Wyzwania demograficzne

PortalSamorzadowy.pl
Fot. Adobe Stock/PTWP. Data dodania: 20 września 2022

Z prognoz GUS wynika, że do 2050 roku w Polsce ubędzie nawet 6 mln ludzi. Prognoza GUS bardzo mocno zwraca uwagę także na zjawisko podwójnego starzenia się społeczeństwa. Przybywać będzie nie tylko ludzi w wieku poprodukcyjnym, ale też osób powyżej 80. roku życia. Efekt? Mniej będzie rąk do pracy, a na tym może ucierpieć gospodarka i bardzo wiele polskich miast i gmin. Jak pokonać problem obarczony tak kasandrycznymi prognozami? Biorący udział w IX Europejskim Kongresie Gospodarczym mówią o nowych technologiach, emigracji jakościowej czy działkach oddawanych za darmo wielodzietnym rodzinom.

– Oby prognozy demograficzne Głównego Urzędu Statystycznego nie sprawdziły się, te odnoszące się do roku 2050 są bardzo niepokojące – dr Alina Potrykowska, sekretarz generalny Rządowej Rady Ludnościowej, podczas dyskusji o demografii nie pozostawiała złudzeń. – Negatywne skutki dotyczą zarówno liczebności naszej populacji, jak i zmian strukturalnych w składzie ludności – precyzuje Potrykowska. Jak więc Polska będzie wyglądała za ponad 30 lat?

GALERIA  10 ZDJĘĆ

Z danych przekazanych przez Potrykowską podczas IX Europejskiego Kongresu Gospodarczego w Katowicach wynika, że bez względu na wariant, o jakim będziemy mówić, jest źle. Opcja pesymistyczna zakłada ubytek ludności nawet o 6 mln. Wariant średni mówi o 5,5 mln mieszkańców mniej.

– Biorąc pod uwagę zarówno oczekiwany efekt wydłużania się życia, jak i dzietności poniżej zastępowalności pokoleń, okazuje się, że Polska należy do najszybciej starzejących się krajów w Europie i na świecie – zauważa Paweł Wojciechowski, główny ekonomista Zakładu Ubezpieczeń Społecznych.

Na tym nie koniec złych wiadomości. Innym, również negatywnym aspektem zmian demograficznych jest to, że zmniejszy się liczba osób w wieku produkcyjnym – wariant pesymistyczny zakłada nawet ponad 5 mln. Wojciechowski przypomina, że ten element zmian w strukturze ludności może mieć realny negatywny wpływ na PKB Polski.

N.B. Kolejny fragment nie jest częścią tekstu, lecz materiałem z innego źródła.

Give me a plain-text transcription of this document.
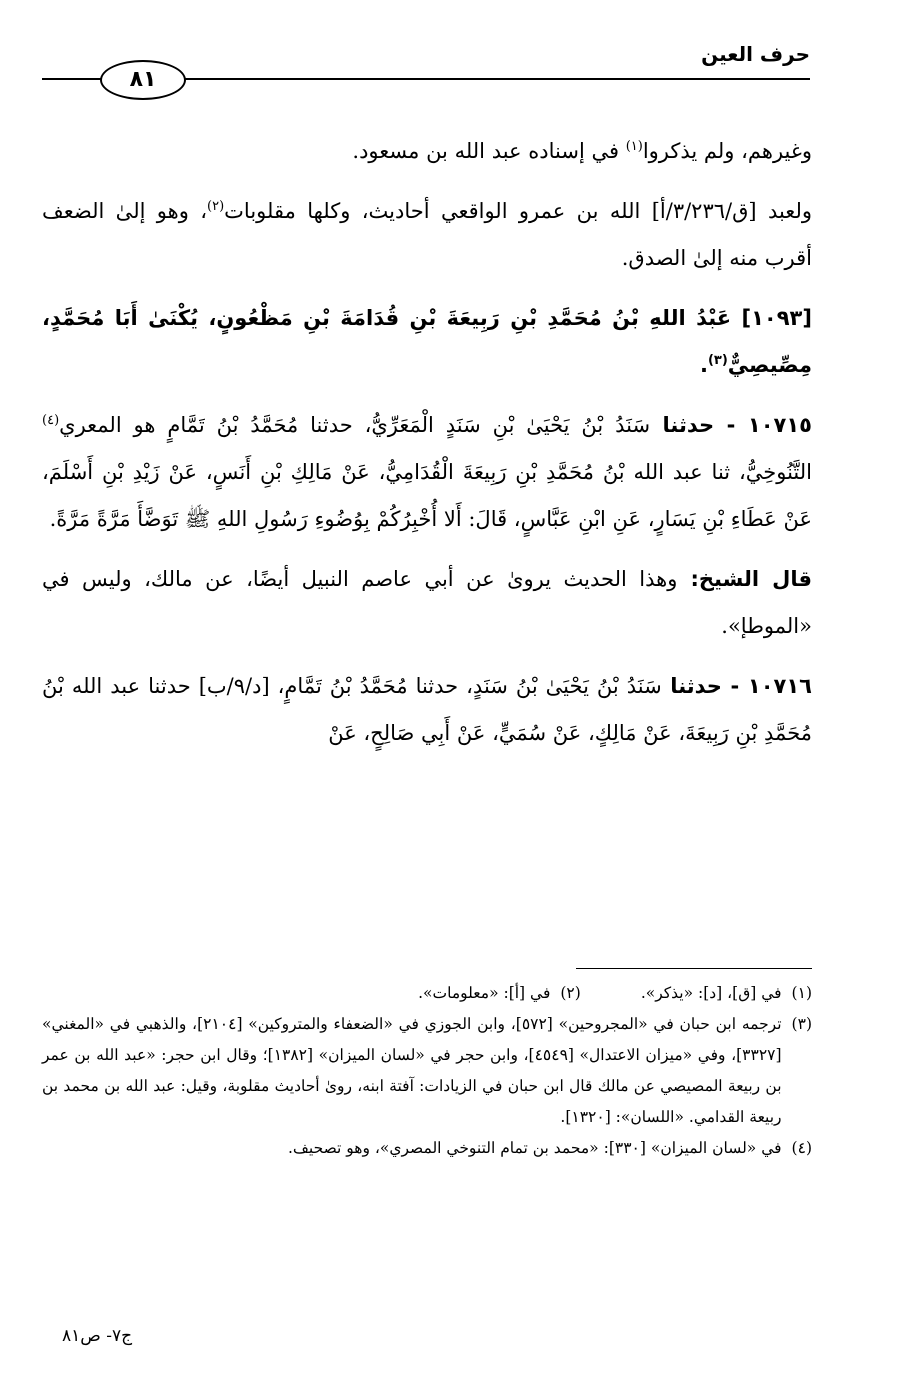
حرف العين
٨١

وغيرهم، ولم يذكروا$^{(١)}$ في إسناده عبد الله بن مسعود.

ولعبد [ق/٣/٢٣٦/أ] الله بن عمرو الواقعي أحاديث، وكلها مقلوبات$^{(٢)}$، وهو إلىٰ الضعف أقرب منه إلىٰ الصدق.

[١٠٩٣] عَبْدُ اللهِ بْنُ مُحَمَّدِ بْنِ رَبِيعَةَ بْنِ قُدَامَةَ بْنِ مَظْعُونٍ، يُكْنَىٰ أَبَا مُحَمَّدٍ، مِصِّيصِيٌّ$^{(٣)}$.

١٠٧١٥ - حدثنا سَنَدُ بْنُ يَحْيَىٰ بْنِ سَنَدٍ الْمَعَرِّيُّ، حدثنا مُحَمَّدُ بْنُ تَمَّامٍ هو المعري$^{(٤)}$ التَّنُوخِيُّ، ثنا عبد الله بْنُ مُحَمَّدِ بْنِ رَبِيعَةَ الْقُدَامِيُّ، عَنْ مَالِكِ بْنِ أَنَسٍ، عَنْ زَيْدِ بْنِ أَسْلَمَ، عَنْ عَطَاءِ بْنِ يَسَارٍ، عَنِ ابْنِ عَبَّاسٍ، قَالَ: أَلا أُخْبِرُكُمْ بِوُضُوءِ رَسُولِ اللهِ ﷺ تَوَضَّأَ مَرَّةً مَرَّةً.

قال الشيخ: وهذا الحديث يروىٰ عن أبي عاصم النبيل أيضًا، عن مالك، وليس في «الموطإ».

١٠٧١٦ - حدثنا سَنَدُ بْنُ يَحْيَىٰ بْنُ سَنَدٍ، حدثنا مُحَمَّدُ بْنُ تَمَّامٍ، [د/٩/ب] حدثنا عبد الله بْنُ مُحَمَّدِ بْنِ رَبِيعَةَ، عَنْ مَالِكٍ، عَنْ سُمَيٍّ، عَنْ أَبِي صَالِحٍ، عَنْ

(١)
في [ق]، [د]: «يذكر».
(٢)
في [أ]: «معلومات».
(٣)
ترجمه ابن حبان في «المجروحين» [٥٧٢]، وابن الجوزي في «الضعفاء والمتروكين» [٢١٠٤]، والذهبي في «المغني» [٣٣٢٧]، وفي «ميزان الاعتدال» [٤٥٤٩]، وابن حجر في «لسان الميزان» [١٣٨٢]؛ وقال ابن حجر: «عبد الله بن عمر بن ربيعة المصيصي عن مالك قال ابن حبان في الزيادات: آفتة ابنه، روىٰ أحاديث مقلوبة، وقيل: عبد الله بن محمد بن ربيعة القدامي. «اللسان»: [١٣٢٠].
(٤)
في «لسان الميزان» [٣٣٠]: «محمد بن تمام التنوخي المصري»، وهو تصحيف.
ج٧- ص٨١
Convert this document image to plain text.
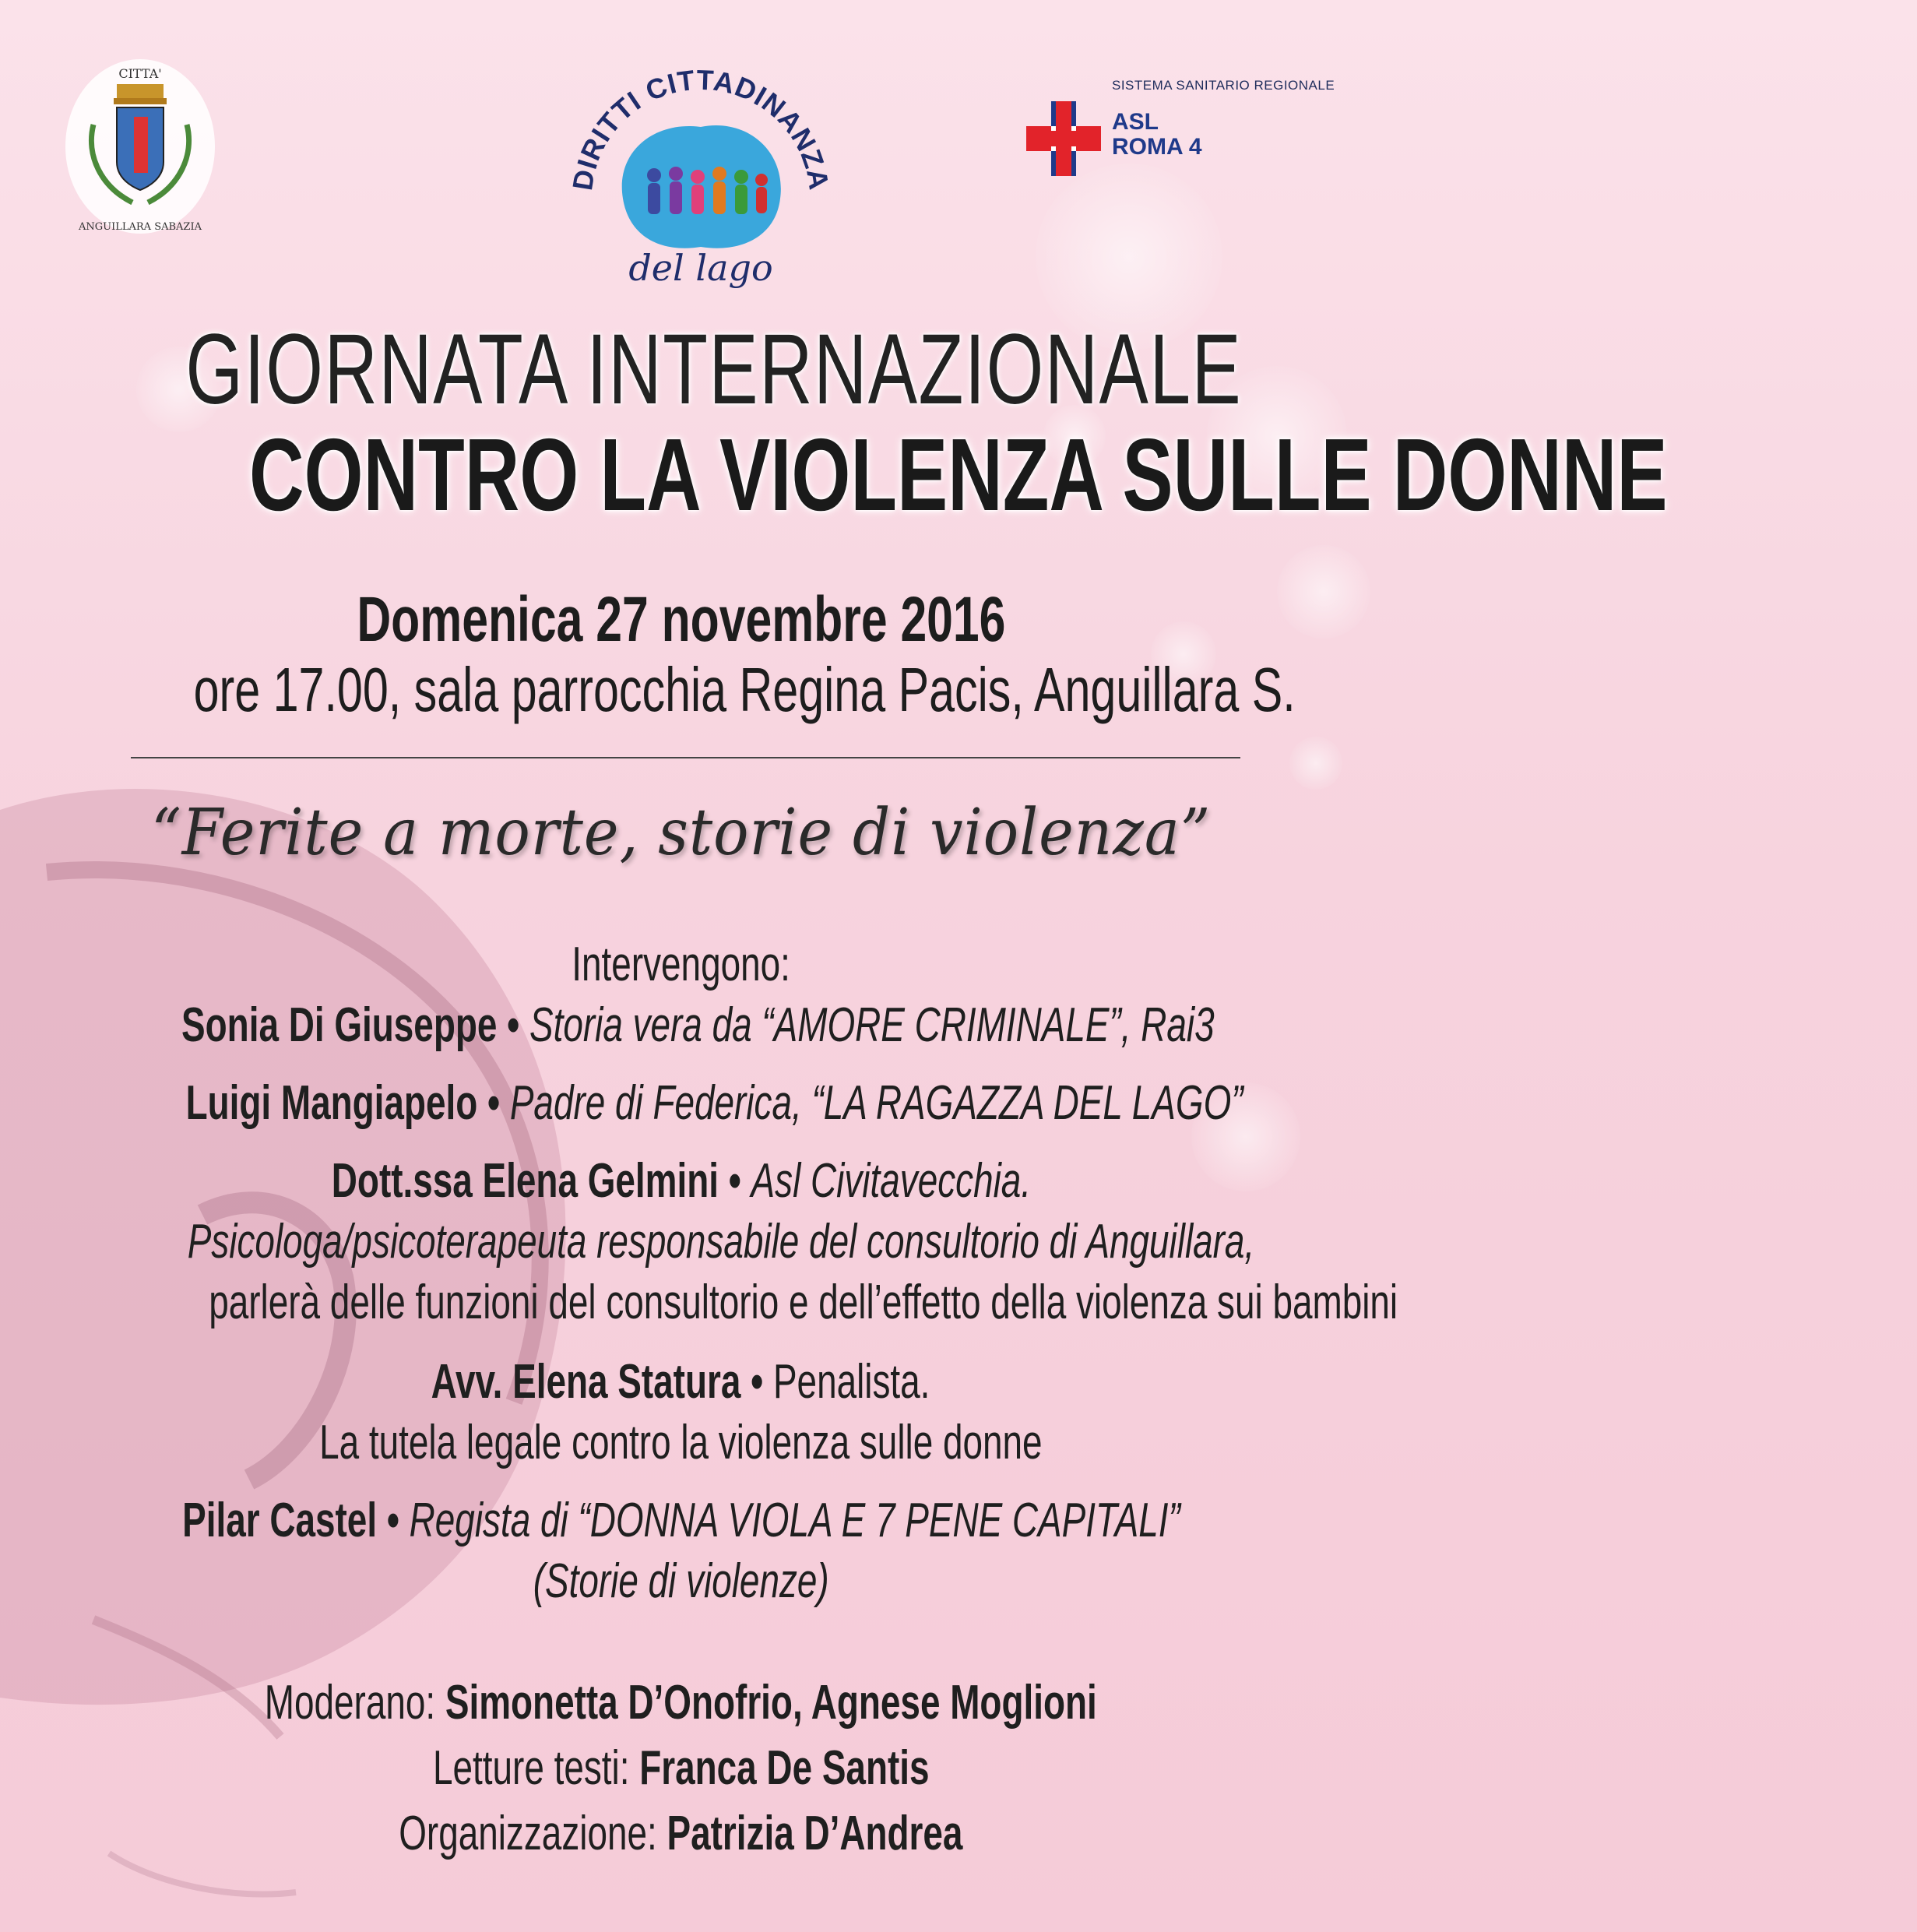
CITTA'
ANGUILLARA SABAZIA
DIRITTI CITTADINANZA
del lago
SISTEMA SANITARIO REGIONALE
ASL
ROMA 4
GIORNATA INTERNAZIONALE
CONTRO LA VIOLENZA SULLE DONNE
Domenica 27 novembre 2016
ore 17.00, sala parrocchia Regina Pacis, Anguillara S.
“Ferite a morte, storie di violenza”
Intervengono:
Sonia Di Giuseppe • Storia vera da “AMORE CRIMINALE”, Rai3
Luigi Mangiapelo • Padre di Federica, “LA RAGAZZA DEL LAGO”
Dott.ssa Elena Gelmini • Asl Civitavecchia.
Psicologa/psicoterapeuta responsabile del consultorio di Anguillara,
parlerà delle funzioni del consultorio e dell’effetto della violenza sui bambini
Avv. Elena Statura • Penalista.
La tutela legale contro la violenza sulle donne
Pilar Castel • Regista di “DONNA VIOLA E 7 PENE CAPITALI”
(Storie di violenze)
Moderano: Simonetta D’Onofrio, Agnese Moglioni
Letture testi: Franca De Santis
Organizzazione: Patrizia D’Andrea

Swoich obaw z tym związanych nie ukrywa także Tomasz Lachota z Małopolskiej Agencji Rozwoju Regionalnego. – Drastycznie spada liczba młodych ludzi, a rośnie osób starszych. Mam dwójkę dzieci i bardzo się o nie martwię. Kiedy ja kończyłem edukację, to w mojej szkole średniej było 2,5 tys. uczniów. Dziś jest w niej ich zaledwie tysiąc. Dziś czterech pracujących robi na jednego emeryta. Kiedyś jeden pracujący będzie pracował na czterech emerytów – zauważa Lachota.

Przytoczone przez Potrykowską szacunki mówią, że ludzi młodych w wieku od 0 do 17 lat ubędzie o ok. 2 mln. Jednocześnie zwiększać się będzie liczba osób powyżej 60. roku życia.

– Prognoza GUS bardzo mocno zwraca uwagę na zjawisko podwójnego starzenia się społeczeństwa. Przybywać będzie nie tylko ludzi w wieku poprodukcyjnym, ale też osób powyżej 80. roku życia – precyzuje dr Potrykowska.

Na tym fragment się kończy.